If I write a book and it's good, me doing other stuff later, even with the same characters doesn't change the original book.
You want to feel like the subject is yours, and if it's too widespread, lots of people will learn about it, in an "inpure way" (scoff, learning about an amazing comic strip in a movie) and so it cheapens it. Only with this "hipster" view on things you could say that. I think it's impossible to cheapen something without changing it.
If the first edition was cool and the second edition changes the language for sensitivities for example, that can cheapen it, because it actually changed it. McDonald's offering a toy of a character from the first edition, changes nothing.

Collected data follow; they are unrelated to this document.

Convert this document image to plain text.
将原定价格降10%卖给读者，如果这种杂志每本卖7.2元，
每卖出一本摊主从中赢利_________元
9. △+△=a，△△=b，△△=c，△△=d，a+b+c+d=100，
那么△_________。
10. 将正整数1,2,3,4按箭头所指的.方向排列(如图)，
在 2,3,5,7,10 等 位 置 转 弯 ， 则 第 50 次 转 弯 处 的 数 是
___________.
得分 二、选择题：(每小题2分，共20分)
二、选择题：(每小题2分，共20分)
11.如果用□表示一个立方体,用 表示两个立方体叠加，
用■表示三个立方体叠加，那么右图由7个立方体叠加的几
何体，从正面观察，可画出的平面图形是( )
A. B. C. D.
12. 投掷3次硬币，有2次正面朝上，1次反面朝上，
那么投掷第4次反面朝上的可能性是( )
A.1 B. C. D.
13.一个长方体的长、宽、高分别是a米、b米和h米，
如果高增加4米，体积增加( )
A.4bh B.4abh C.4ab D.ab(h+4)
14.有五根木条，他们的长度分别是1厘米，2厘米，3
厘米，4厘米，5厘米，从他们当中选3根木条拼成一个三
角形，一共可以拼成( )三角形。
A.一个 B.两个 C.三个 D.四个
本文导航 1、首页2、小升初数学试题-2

>If I write a book and it's good, me doing other stuff later, even with the same characters doesn't change the original book.
Only technically. In that the actual printed words wont change.
In how it's perceived in the culture, how it's read, how new readers relate to its characters, what it's seen as the start of, and so on, it does retroactively change the original.
Same how the horrendous 8th season of GoT tainted the previous seasons too. Now it's a journey to a pointless ending - and many people who haven't seen it are unwilling to get into it because they know that. Even someone rewatching the first season, now has a bad taste knowing the later plot of Danny for example, or how various things shown as prominent in the first seasons (the mysterious signs of the deathwalkers, or even the death walkers themselves) play no significant role, or are just skipped over later.
I don’t think I have to say anything more than “Game of Thrones” to prove you wrong in most people’s minds. The last episodes sullied the whole series, and I have no longer any desire at all to revisit any of the first seasons, even though I enjoyed them a lot when I watched them originally.
I'm reading Good Omens again right now, and I just got to the "whole damn sea full of brains" scene, and I keep hearing it in Doctor Who's voice. Plus the whole shipping reading from S1/S2 kinds bleeds back.
I'd say it very much does.
The focus on Snoopy itself is when the strip "jumped the shark" (here's a take, https://kotaku.com/how-snoopy-killed-peanuts-1724269473 ).
Of course Schulz dilluted it decades before the end of the strip, getting all too into repeatition and mass market concessions.